Ocorre que logo adiante no texto de 2022 há a ressalva de que para as pessoas acima de 70 anos a condenação por corrupção e peculato, entre outros crimes, não será impeditiva para a obtenção do indulto.

No caso de Estevão, que é proprietário do portal de notícias Metrópoles, ele cumpre os três requisitos para obter o perdão: tem mais de 70 anos de idade, suas condenações não representam impeditivo e ele já cumpriu um terço da pena.

Em contato telefônico na quarta-feira (18), o advogado Marcelo Bessa, que representa Estevão, afirmou que não tinha ainda feito uma análise dos efeitos do indulto sobre o caso de seu cliente e que qualquer avaliação nesse sentido seria feita pelo Ministério Público e a Justiça do Distrito Federal.

A Vara de Execuções Penais do Distrito Federal, porém, afirmou que a defesa do empresário e senador cassado se manifestou nos autos em 26 de dezembro, ou seja, quatro dias depois da edição da norma pelo governo, "pleiteando o deferimento do referido indulto, com fulcro no decreto presidencial nº 11.302 de 22 de dezembro de 2022".

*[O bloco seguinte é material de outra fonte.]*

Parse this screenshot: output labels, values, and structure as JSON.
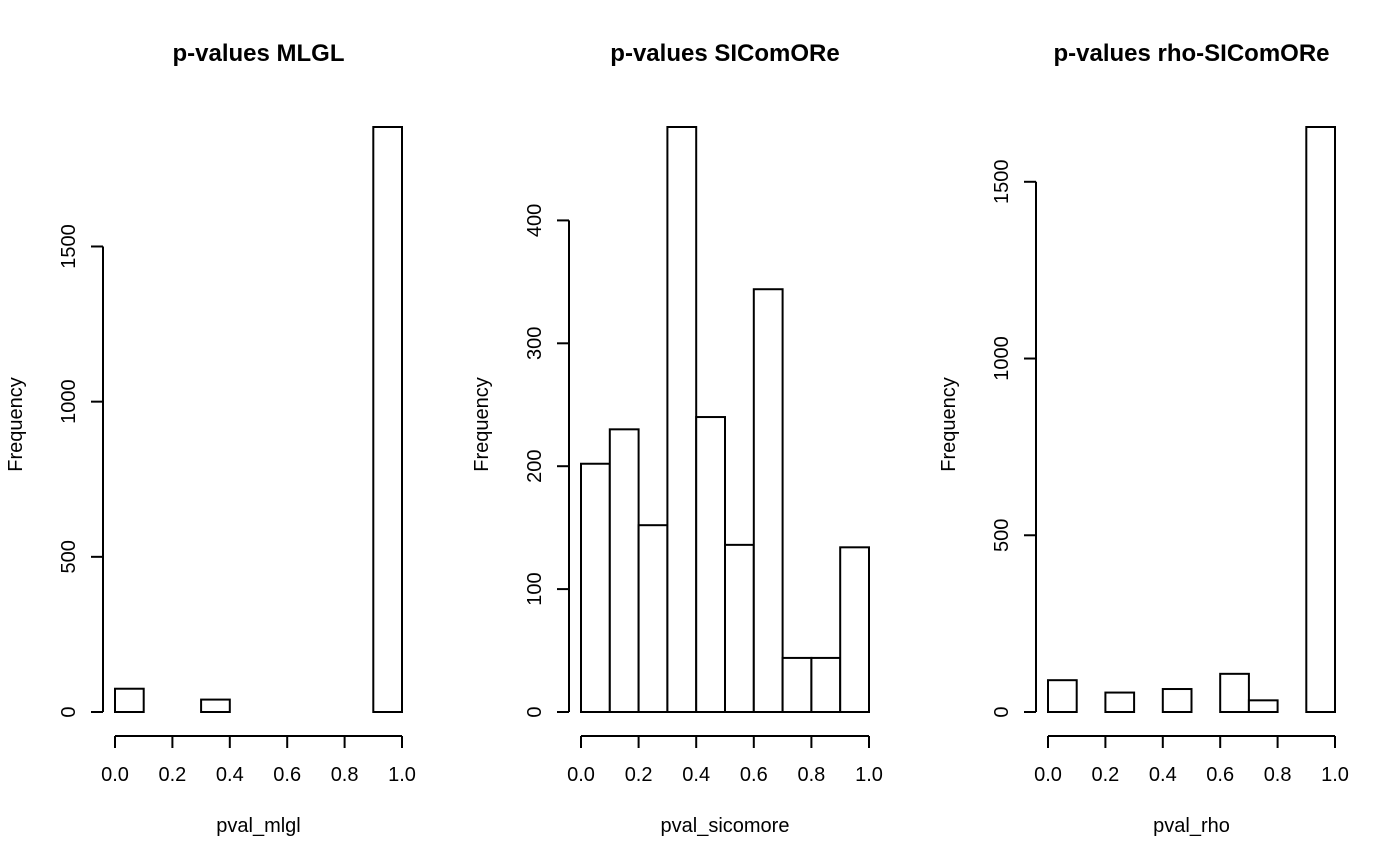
{
  "chart_data": [
    {
      "type": "bar",
      "title": "p-values MLGL",
      "xlabel": "pval_mlgl",
      "ylabel": "Frequency",
      "bin_edges": [
        0.0,
        0.1,
        0.2,
        0.3,
        0.4,
        0.5,
        0.6,
        0.7,
        0.8,
        0.9,
        1.0
      ],
      "values": [
        75,
        0,
        0,
        40,
        0,
        0,
        0,
        0,
        0,
        1885
      ],
      "xlim": [
        0.0,
        1.0
      ],
      "ylim": [
        0,
        1885
      ],
      "xticks": [
        0.0,
        0.2,
        0.4,
        0.6,
        0.8,
        1.0
      ],
      "xtick_labels": [
        "0.0",
        "0.2",
        "0.4",
        "0.6",
        "0.8",
        "1.0"
      ],
      "yticks": [
        0,
        500,
        1000,
        1500
      ],
      "ytick_labels": [
        "0",
        "500",
        "1000",
        "1500"
      ],
      "grid": false
    },
    {
      "type": "bar",
      "title": "p-values SIComORe",
      "xlabel": "pval_sicomore",
      "ylabel": "Frequency",
      "bin_edges": [
        0.0,
        0.1,
        0.2,
        0.3,
        0.4,
        0.5,
        0.6,
        0.7,
        0.8,
        0.9,
        1.0
      ],
      "values": [
        202,
        230,
        152,
        476,
        240,
        136,
        344,
        44,
        44,
        134
      ],
      "xlim": [
        0.0,
        1.0
      ],
      "ylim": [
        0,
        476
      ],
      "xticks": [
        0.0,
        0.2,
        0.4,
        0.6,
        0.8,
        1.0
      ],
      "xtick_labels": [
        "0.0",
        "0.2",
        "0.4",
        "0.6",
        "0.8",
        "1.0"
      ],
      "yticks": [
        0,
        100,
        200,
        300,
        400
      ],
      "ytick_labels": [
        "0",
        "100",
        "200",
        "300",
        "400"
      ],
      "grid": false
    },
    {
      "type": "bar",
      "title": "p-values rho-SIComORe",
      "xlabel": "pval_rho",
      "ylabel": "Frequency",
      "bin_edges": [
        0.0,
        0.1,
        0.2,
        0.3,
        0.4,
        0.5,
        0.6,
        0.7,
        0.8,
        0.9,
        1.0
      ],
      "values": [
        90,
        0,
        55,
        0,
        65,
        0,
        108,
        33,
        0,
        1655
      ],
      "xlim": [
        0.0,
        1.0
      ],
      "ylim": [
        0,
        1655
      ],
      "xticks": [
        0.0,
        0.2,
        0.4,
        0.6,
        0.8,
        1.0
      ],
      "xtick_labels": [
        "0.0",
        "0.2",
        "0.4",
        "0.6",
        "0.8",
        "1.0"
      ],
      "yticks": [
        0,
        500,
        1000,
        1500
      ],
      "ytick_labels": [
        "0",
        "500",
        "1000",
        "1500"
      ],
      "grid": false
    }
  ]
}
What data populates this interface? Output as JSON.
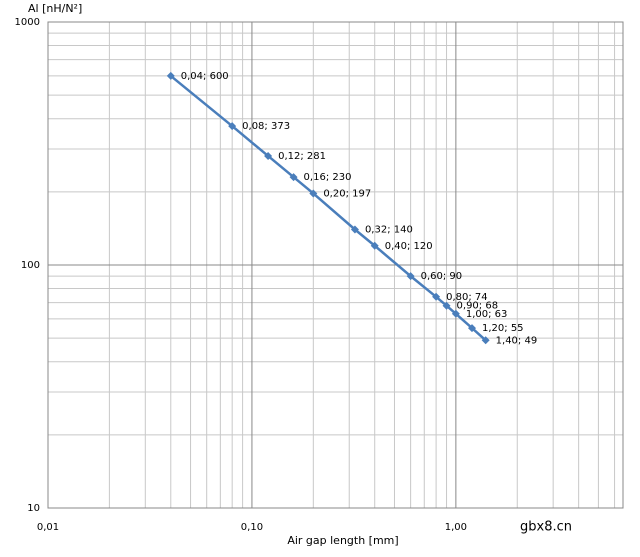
{
  "chart_data": {
    "type": "line",
    "y_title": "Al [nH/N²]",
    "x_title": "Air gap length [mm]",
    "x_log": true,
    "y_log": true,
    "grid": true,
    "minor_grid": true,
    "xlim": [
      0.01,
      6.6
    ],
    "ylim": [
      10,
      1000
    ],
    "xticks": [
      {
        "value": 0.01,
        "label": "0,01"
      },
      {
        "value": 0.1,
        "label": "0,10"
      },
      {
        "value": 1,
        "label": "1,00"
      }
    ],
    "yticks": [
      10,
      100,
      1000
    ],
    "series": [
      {
        "color": "#4a7ebb",
        "x": [
          0.04,
          0.08,
          0.12,
          0.16,
          0.2,
          0.32,
          0.4,
          0.6,
          0.8,
          0.9,
          1.0,
          1.2,
          1.4
        ],
        "values": [
          600,
          373,
          281,
          230,
          197,
          140,
          120,
          90,
          74,
          68,
          63,
          55,
          49
        ],
        "value_labels": [
          "0,04; 600",
          "0,08; 373",
          "0,12; 281",
          "0,16; 230",
          "0,20; 197",
          "0,32; 140",
          "0,40; 120",
          "0,60; 90",
          "0,80; 74",
          "0,90; 68",
          "1,00; 63",
          "1,20; 55",
          "1,40; 49"
        ]
      }
    ],
    "watermark": "gbx8.cn"
  }
}
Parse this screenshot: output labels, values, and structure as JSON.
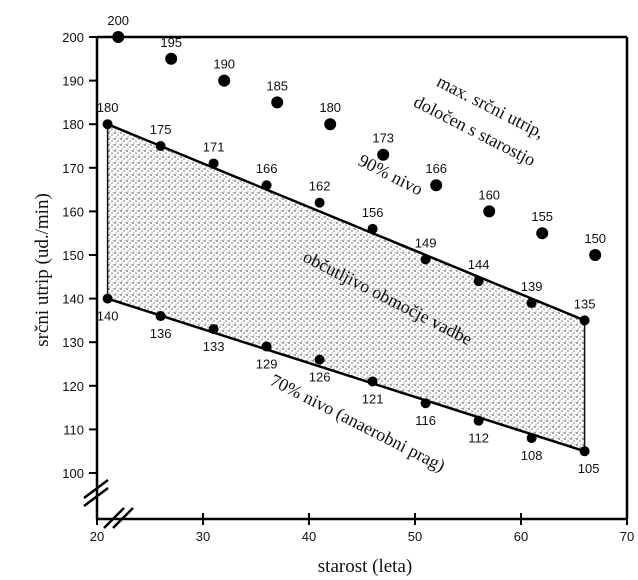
{
  "chart_data": {
    "type": "scatter",
    "title": "",
    "xlabel": "starost (leta)",
    "ylabel": "srčni utrip (ud./min)",
    "xlim": [
      20,
      70
    ],
    "ylim": [
      100,
      200
    ],
    "x_ticks": [
      20,
      30,
      40,
      50,
      60,
      70
    ],
    "y_ticks": [
      100,
      110,
      120,
      130,
      140,
      150,
      160,
      170,
      180,
      190,
      200
    ],
    "x_tick_labels": [
      "20",
      "30",
      "40",
      "50",
      "60",
      "70"
    ],
    "y_tick_labels": [
      "100",
      "110",
      "120",
      "130",
      "140",
      "150",
      "160",
      "170",
      "180",
      "190",
      "200"
    ],
    "grid": false,
    "series": [
      {
        "name": "max. srčni utrip, določen s starostjo",
        "x": [
          22,
          27,
          32,
          37,
          42,
          47,
          52,
          57,
          62,
          67
        ],
        "y": [
          200,
          195,
          190,
          185,
          180,
          173,
          166,
          160,
          155,
          150
        ],
        "labels": [
          "200",
          "195",
          "190",
          "185",
          "180",
          "173",
          "166",
          "160",
          "155",
          "150"
        ]
      },
      {
        "name": "90% nivo",
        "x": [
          21,
          26,
          31,
          36,
          41,
          46,
          51,
          56,
          61,
          66
        ],
        "y": [
          180,
          175,
          171,
          166,
          162,
          156,
          149,
          144,
          139,
          135
        ],
        "labels": [
          "180",
          "175",
          "171",
          "166",
          "162",
          "156",
          "149",
          "144",
          "139",
          "135"
        ]
      },
      {
        "name": "70% nivo (anaerobni prag)",
        "x": [
          21,
          26,
          31,
          36,
          41,
          46,
          51,
          56,
          61,
          66
        ],
        "y": [
          140,
          136,
          133,
          129,
          126,
          121,
          116,
          112,
          108,
          105
        ],
        "labels": [
          "140",
          "136",
          "133",
          "129",
          "126",
          "121",
          "116",
          "112",
          "108",
          "105"
        ]
      }
    ],
    "annotations": {
      "max_line1": "max. srčni utrip,",
      "max_line2": "določen s starostjo",
      "level90": "90% nivo",
      "zone": "občutljivo območje vadbe",
      "level70": "70% nivo (anaerobni prag)"
    },
    "zone_fill": "stippled"
  }
}
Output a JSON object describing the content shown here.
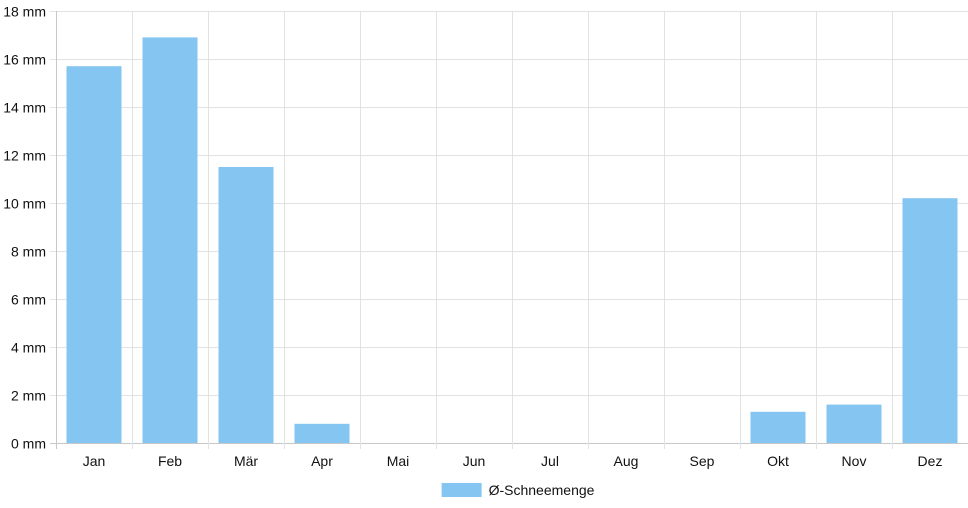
{
  "chart_data": {
    "type": "bar",
    "categories": [
      "Jan",
      "Feb",
      "Mär",
      "Apr",
      "Mai",
      "Jun",
      "Jul",
      "Aug",
      "Sep",
      "Okt",
      "Nov",
      "Dez"
    ],
    "series": [
      {
        "name": "Ø-Schneemenge",
        "values": [
          15.7,
          16.9,
          11.5,
          0.8,
          0,
          0,
          0,
          0,
          0,
          1.3,
          1.6,
          10.2
        ]
      }
    ],
    "ylim": [
      0,
      18
    ],
    "yticks": [
      0,
      2,
      4,
      6,
      8,
      10,
      12,
      14,
      16,
      18
    ],
    "y_unit": "mm",
    "grid": true,
    "legend_position": "bottom",
    "colors": {
      "bar": "#85c5f1",
      "grid": "#e2e2e2",
      "axis": "#c8c8c8",
      "text": "#111111"
    }
  }
}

A Folha entrou novamente em contato com o advogado, que confirmou ter assinado a petição em parceria com outra advogada, mas reafirmou apenas que eventual análise sobre se Estevão cumpre os requisitos para o indulto será feita pelo Ministério Público e a Justiça.

De acordo com a Vara de Execuções, o Ministério Público manifestou-se no último dia 10 requerendo parecer do Conselho Penitenciário, o que ainda não ocorreu.

A Folha não conseguiu falar com o ex-presidente Bolsonaro. Foram encaminhadas perguntas para o advogado de Anderson Torres, mas não houve resposta. O ex-ministro está preso em decorrência dos ataques golpistas que vandalizaram os três Poderes em Brasília no último dia 8 de janeiro.

A reportagem também questionou o Ministério da Justiça sobre as razões técnicas para a inclusão dos artigos usados por Estevão, mas também não houve resposta.

Nas gestões anteriores a Bolsonaro, o indulto natalino para presos idosos era comum, mas com condicionantes e mais restritivos a depender dos crimes cometidos, de acordo com especialistas ouvidos que pediram para não ter os nomes publicados.

O último indulto natalino de Bolsonaro também trouxe um artigo que perdoa crimes com menor poder ofensivo, de forma generalizada, ao prever que "será concedido indulto natalino às pessoas condenadas por crime cuja pena privativa de liberdade máxima em abstrato não seja superior a cinco anos".

De acordo com especialistas isso abraça crimes como furto simples, estelionato, receptação e porte ilegal de armas de fogo.

O indulto —perdão da pena, ou "clemência"— significa que os condenados por esses crimes não vão precisar cumprir as punições pelas quais foram sentenciados, embora a condenação continue na ficha do réu.

Previstos tanto na Constituição quanto na legislação penal, eles geralmente são coletivos e beneficiam diversos condenados que cumpram requisitos objetivos, como tempo de prisão.